Approval classifies every outbound data category, including prompts, candidate decisions, traces,
and experiment material, and records provider retention and privacy terms. Worst-case reservation
includes prompts, schema overhead, tokens, rounds, attempts, elapsed time, requests, and
client-enforceable spending. Provider infrastructure lifetime costs that RISI cannot stop or observe
remain residual or separately operator-bounded costs.

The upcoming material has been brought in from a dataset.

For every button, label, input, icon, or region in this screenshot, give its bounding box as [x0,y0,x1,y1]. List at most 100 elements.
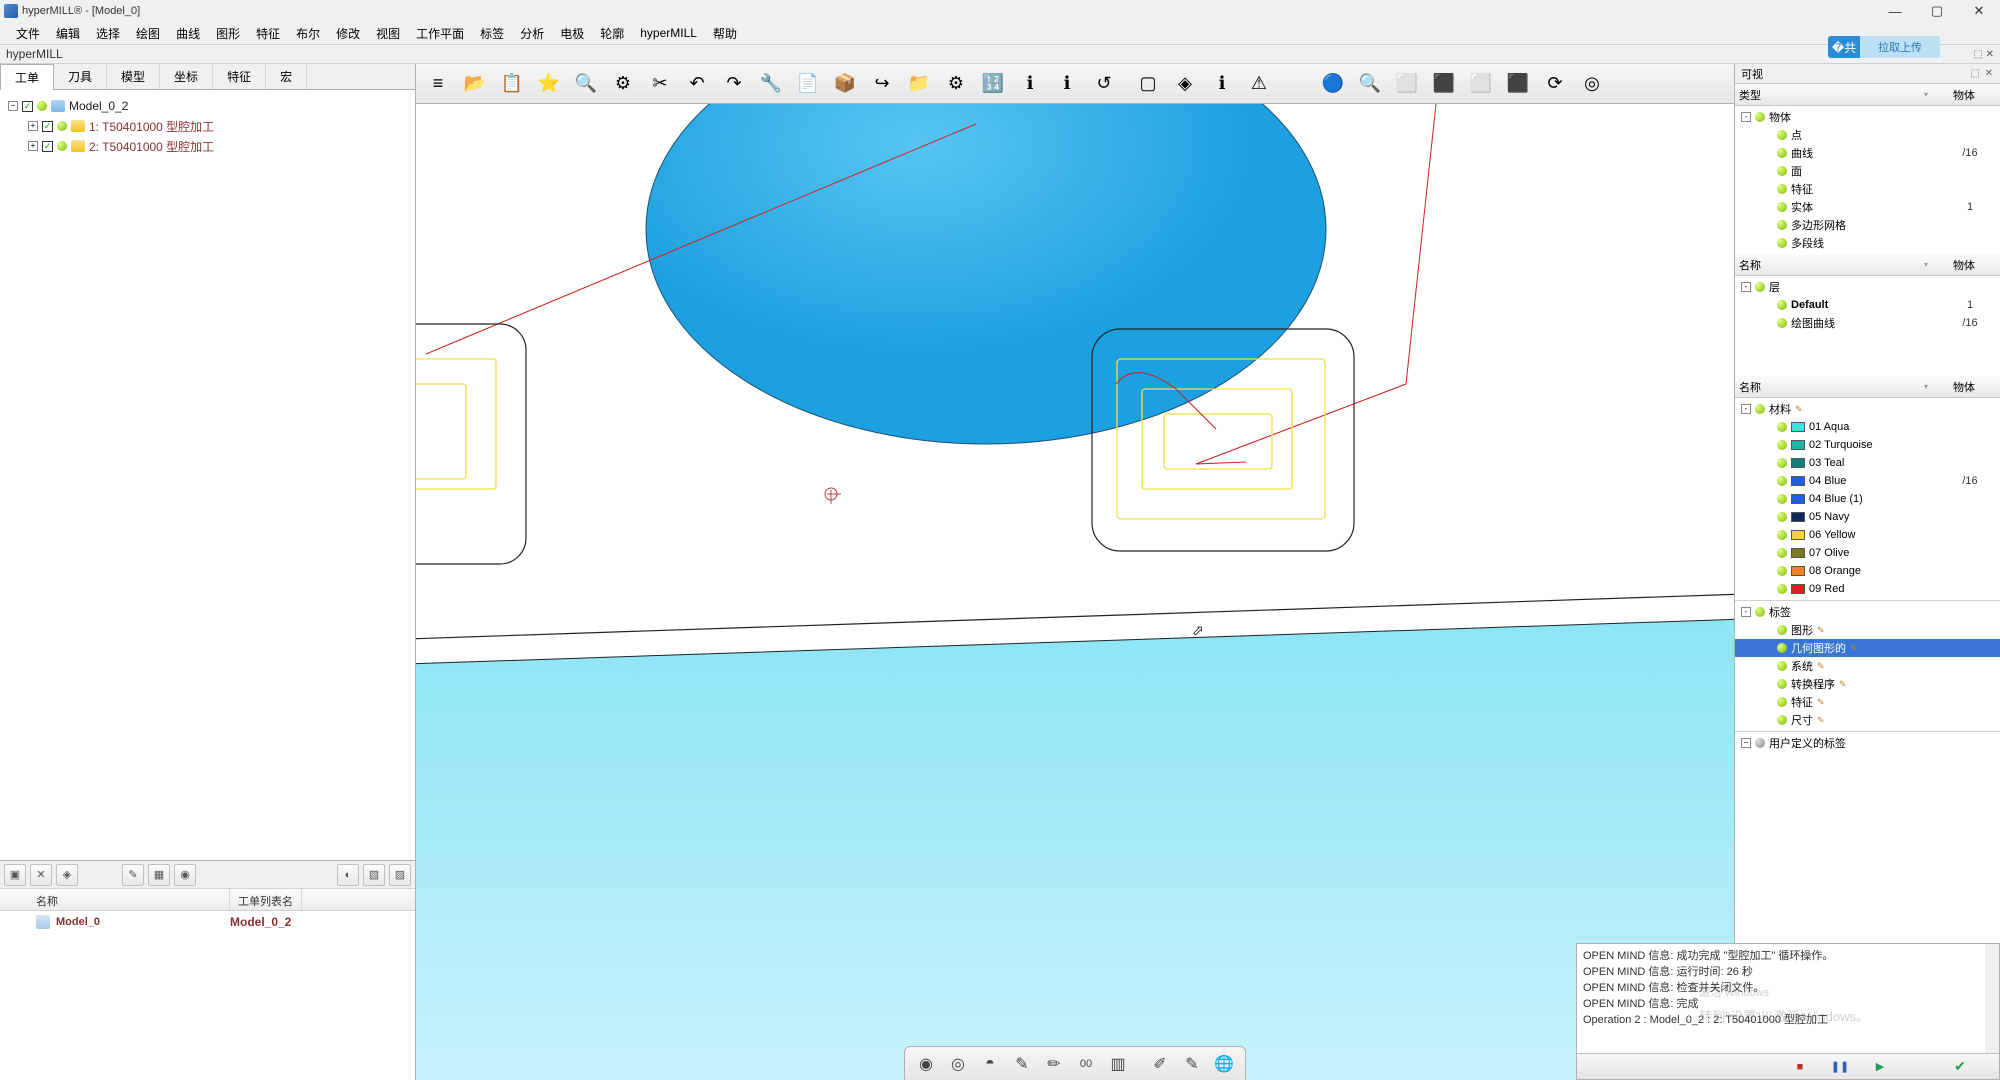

Remote output is captured evidence, not deterministic execution. Model-free replay must verify and
rescore the retained request and response without contacting the provider; repeating a remote call
is a new run, not replay.

The current synchronous `DecisionProvider.propose` boundary is sufficient for `local-reference` but
does not decide the future network contract. A post-M1 design must choose an asynchronous provider
or runner-owned blocking boundary that enforces deadlines, cancellation, cleanup, and elapsed-time
evidence without using wall-clock time as experimental logic.

## Post-M1 acceptance boundary

An executable inference profile remains blocked until the M1 terminal gate and a separately
approved implementation package. Deterministic acceptance tests must cover safe public and
Runpod-shaped endpoints, unsafe literals, private/reserved/mixed resolution, peer mismatch,
redirects, environment proxies, TLS failures, malformed or oversized responses, secret echoes,
timeouts, cancellation, retries, budget exhaustion, and authority-bearing identity changes. These
requirements authorize no client, dependency, credential, cloud call, or live compatibility test.

## Optional agent integrations

An MCP server, skill, or plugin may later expose the standalone harness to an agent ecosystem. Such
an integration must call the same application service and cannot register providers, weaken
budgets, grant capabilities, or bypass evidence generation.